At which point we entered a brief conversational snorl in which one of the girls argued that HER Mr. Darcy might well encourage her to march, as long as she went home every night to Mr. Darcy's estate at Pemberley, which she felt she could live with. Another imagined she could share a tent with HER Mr. Darcy in Darfur, perhaps Mr. Darcy was even the co-organizer of the Save Darfur effort . . . And now imagining the safari wear, the eco-carbon credits, and the tangle of yellow rubber Lance Armstrong bracelets, I was struck with a distinct, dismal Jane-Austen-novel-remade-as-a-summer-cable-TVmovie-starring-Matthew-McConaughey feeling. No!

"What I'm saying is, no matter what you do, at age forty . . . THE WHEELS COME OFF!

A pierced-nose student in a Frida Kahlo muscle T clarified it for her more flighty, foolish sisters: "She means for women, at forty, the TRAINING WHEELS come off — "

"No!" I yelled. My upper lip was beaded with moisture, the room felt so hot. "THE WHEELS OF YOUR CAR! THEY SIMPLY! COME! OFF!"

The tragedy for Anna Karenina, of course, is that she lived in St. Petersburg in the 1870s rather than America in the 2000s. One no longer has to hurl oneself under a train upon turning forty — there is medication for that. No, nowadays forty and all the ages like forty (which apparently can range up to fifty-two or even sixty-one) are a mystical opportunity to begin an inward journey of fabulous wisdoming. (On the back of a tea packet I saw it recently, used as a verb: "Wisdoming." Even the prose of our herbal tea nowadays is amazing!)

No, with proper hormonal and nutritional supplements, and a full tasting menu of Pfizer antidepressants, it's no longer necessarily a bad thing, this bursting-into-flames, this midlife "transition," this second adolescence --

(Well, perhaps for the men it is bad, particularly for those who've already managed to live THEIR ENTIRE ADULT LIVES in a state of adolescence, and here I am thinking not of Count Vronsky of Russia but of my ex-boyfriend of Culver City, Count Bruce.)

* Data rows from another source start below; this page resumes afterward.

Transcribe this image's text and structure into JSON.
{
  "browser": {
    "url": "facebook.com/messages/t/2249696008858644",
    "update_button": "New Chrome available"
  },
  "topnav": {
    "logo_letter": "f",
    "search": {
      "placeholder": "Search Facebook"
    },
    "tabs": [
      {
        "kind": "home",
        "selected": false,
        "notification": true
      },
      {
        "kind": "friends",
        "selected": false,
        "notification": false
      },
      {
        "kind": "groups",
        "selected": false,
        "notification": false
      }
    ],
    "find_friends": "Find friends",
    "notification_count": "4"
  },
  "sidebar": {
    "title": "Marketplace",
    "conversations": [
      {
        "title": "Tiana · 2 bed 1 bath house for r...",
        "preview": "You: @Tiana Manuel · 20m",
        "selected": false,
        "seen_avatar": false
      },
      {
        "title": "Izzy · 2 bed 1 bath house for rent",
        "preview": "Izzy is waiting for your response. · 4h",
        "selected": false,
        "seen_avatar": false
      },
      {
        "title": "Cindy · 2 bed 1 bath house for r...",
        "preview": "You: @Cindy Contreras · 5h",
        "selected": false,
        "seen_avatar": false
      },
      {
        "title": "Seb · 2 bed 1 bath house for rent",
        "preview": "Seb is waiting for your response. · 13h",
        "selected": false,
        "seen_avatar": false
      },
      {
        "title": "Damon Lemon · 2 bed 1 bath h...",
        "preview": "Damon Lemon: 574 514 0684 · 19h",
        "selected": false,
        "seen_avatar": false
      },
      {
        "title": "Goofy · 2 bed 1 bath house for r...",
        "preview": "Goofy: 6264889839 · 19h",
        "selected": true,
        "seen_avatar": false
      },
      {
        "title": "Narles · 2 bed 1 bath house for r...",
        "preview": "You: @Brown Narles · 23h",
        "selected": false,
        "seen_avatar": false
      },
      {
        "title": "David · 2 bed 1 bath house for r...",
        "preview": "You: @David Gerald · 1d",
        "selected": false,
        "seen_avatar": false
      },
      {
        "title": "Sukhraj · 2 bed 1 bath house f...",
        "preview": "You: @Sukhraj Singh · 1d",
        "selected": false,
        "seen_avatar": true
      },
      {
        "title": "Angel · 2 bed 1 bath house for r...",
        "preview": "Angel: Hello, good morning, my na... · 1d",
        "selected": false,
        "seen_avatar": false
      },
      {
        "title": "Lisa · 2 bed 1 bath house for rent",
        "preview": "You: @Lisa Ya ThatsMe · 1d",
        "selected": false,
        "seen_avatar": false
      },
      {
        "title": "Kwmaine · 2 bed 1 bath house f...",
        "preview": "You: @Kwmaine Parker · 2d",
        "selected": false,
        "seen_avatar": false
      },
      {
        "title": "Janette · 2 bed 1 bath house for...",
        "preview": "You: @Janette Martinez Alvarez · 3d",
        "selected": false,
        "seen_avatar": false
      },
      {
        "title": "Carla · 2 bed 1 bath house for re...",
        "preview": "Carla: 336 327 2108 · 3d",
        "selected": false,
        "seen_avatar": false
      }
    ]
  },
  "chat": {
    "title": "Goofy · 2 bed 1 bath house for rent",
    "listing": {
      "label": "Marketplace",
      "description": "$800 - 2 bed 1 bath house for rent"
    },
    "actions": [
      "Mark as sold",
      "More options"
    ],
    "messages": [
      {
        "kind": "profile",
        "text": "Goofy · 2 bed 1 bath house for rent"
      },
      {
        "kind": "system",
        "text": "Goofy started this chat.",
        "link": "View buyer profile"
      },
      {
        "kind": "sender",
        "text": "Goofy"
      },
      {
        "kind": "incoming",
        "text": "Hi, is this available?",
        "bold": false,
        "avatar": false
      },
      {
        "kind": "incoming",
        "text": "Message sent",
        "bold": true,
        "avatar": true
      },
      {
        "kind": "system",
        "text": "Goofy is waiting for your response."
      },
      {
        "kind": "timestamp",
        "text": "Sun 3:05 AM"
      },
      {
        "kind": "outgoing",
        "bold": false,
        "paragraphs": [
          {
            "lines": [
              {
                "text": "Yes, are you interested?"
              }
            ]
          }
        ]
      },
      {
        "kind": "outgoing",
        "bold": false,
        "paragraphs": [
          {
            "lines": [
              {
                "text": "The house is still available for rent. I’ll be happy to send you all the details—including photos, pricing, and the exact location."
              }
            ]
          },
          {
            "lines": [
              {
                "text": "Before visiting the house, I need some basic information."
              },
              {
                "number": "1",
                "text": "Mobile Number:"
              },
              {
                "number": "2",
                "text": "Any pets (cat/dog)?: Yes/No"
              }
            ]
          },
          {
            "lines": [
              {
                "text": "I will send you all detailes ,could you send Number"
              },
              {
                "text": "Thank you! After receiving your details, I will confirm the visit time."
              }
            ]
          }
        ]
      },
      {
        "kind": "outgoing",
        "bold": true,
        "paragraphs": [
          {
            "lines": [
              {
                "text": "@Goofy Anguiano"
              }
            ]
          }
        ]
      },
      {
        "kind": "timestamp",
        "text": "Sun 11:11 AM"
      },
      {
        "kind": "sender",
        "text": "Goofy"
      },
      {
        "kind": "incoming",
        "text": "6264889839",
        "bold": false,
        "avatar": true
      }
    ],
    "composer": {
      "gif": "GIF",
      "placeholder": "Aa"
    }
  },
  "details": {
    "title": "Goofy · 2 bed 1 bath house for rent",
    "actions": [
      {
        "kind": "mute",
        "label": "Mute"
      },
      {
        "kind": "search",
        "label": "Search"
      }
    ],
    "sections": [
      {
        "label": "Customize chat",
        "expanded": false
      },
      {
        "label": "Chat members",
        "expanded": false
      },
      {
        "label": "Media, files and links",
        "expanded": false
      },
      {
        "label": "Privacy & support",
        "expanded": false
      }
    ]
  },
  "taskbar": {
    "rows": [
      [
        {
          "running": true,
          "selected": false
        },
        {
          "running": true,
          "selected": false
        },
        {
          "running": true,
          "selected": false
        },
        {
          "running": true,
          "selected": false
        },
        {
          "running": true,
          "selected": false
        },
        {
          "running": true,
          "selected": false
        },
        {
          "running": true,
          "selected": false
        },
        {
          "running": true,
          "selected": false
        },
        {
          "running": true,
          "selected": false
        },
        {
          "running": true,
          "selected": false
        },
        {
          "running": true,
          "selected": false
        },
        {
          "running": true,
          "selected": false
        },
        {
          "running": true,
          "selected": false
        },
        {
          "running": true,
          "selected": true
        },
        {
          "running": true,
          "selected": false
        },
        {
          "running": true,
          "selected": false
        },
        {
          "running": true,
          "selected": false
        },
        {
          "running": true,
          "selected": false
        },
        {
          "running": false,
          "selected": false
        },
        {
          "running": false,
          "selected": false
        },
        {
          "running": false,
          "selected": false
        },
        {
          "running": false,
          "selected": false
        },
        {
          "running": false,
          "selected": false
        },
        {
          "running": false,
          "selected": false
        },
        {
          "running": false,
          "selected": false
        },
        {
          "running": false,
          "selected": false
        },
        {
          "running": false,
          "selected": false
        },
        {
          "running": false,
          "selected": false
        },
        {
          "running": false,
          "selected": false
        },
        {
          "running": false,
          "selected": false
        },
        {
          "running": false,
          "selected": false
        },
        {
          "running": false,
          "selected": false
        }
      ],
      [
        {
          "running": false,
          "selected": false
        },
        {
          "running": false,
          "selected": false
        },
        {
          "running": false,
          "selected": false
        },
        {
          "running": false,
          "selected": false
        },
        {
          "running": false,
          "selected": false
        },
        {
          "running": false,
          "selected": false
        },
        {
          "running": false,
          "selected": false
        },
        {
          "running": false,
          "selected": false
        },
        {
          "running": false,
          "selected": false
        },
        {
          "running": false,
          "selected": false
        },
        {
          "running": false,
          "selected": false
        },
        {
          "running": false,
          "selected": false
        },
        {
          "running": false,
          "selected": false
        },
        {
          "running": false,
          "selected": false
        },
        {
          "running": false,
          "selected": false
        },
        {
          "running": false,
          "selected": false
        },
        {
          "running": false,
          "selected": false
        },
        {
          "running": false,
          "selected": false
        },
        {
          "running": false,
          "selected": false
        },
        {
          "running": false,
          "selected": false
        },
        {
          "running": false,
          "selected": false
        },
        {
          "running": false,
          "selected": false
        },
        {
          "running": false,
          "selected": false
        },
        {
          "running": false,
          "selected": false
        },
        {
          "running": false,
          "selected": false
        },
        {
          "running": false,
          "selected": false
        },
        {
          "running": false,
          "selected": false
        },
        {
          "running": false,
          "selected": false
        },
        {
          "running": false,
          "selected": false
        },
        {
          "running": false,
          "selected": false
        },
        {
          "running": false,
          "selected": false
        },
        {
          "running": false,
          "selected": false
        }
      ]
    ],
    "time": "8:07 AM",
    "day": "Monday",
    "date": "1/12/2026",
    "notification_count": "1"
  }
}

Forty-something women, though—this kicking off of their calcified/thirty-something/Gail Sheehy/Passages lobster shells is the golden time. By God, they've EARNED their raucous "You go, girl!"s, their giddy high-fives with somewhat flabby upper arms (upon which shudder bold temporary tattoos), their raspberry-flavored tequila shots, their "Woo woo!"s gaily Dopplering out the back of the speeding-off Mustang. Lord love 'em, they deserve escape, these sparkle-eyed, plus-aged women, and makeovers, and perhaps a fashion spree, or at least a mad, buffalo-sized wicker basket of wildflower soaps, raffia twine tumbling everywhere amid a crazy menagerie of rose petals and tiny mad bottles of lotion ... AROMATHERAPY LITERALLY UNBOUND.

Yea, these women deserve it all, so long have they plowed in the arid fields of their marriages, with dull oxen husbands, in that ceaseless drumbeat of domestic tedium. Divorce is tragic ... but becomes a bold new start as, wiping tears, our heroine manages to pack just the one overnight bag and grab the red-eye to Portugal or Bali to live in a thatched-roof beach hut and feel the sand in her toes and wear a sarong and drink sangria and have a hot affair with a poetry-writing swordfisherman named Paolo who helps her shed her puritanical type A ways and teaches her about the tides. Come midnight, they tear off her bra and BURN it, howling, like wine-drunk Santa Fe coyotes, up at the stars!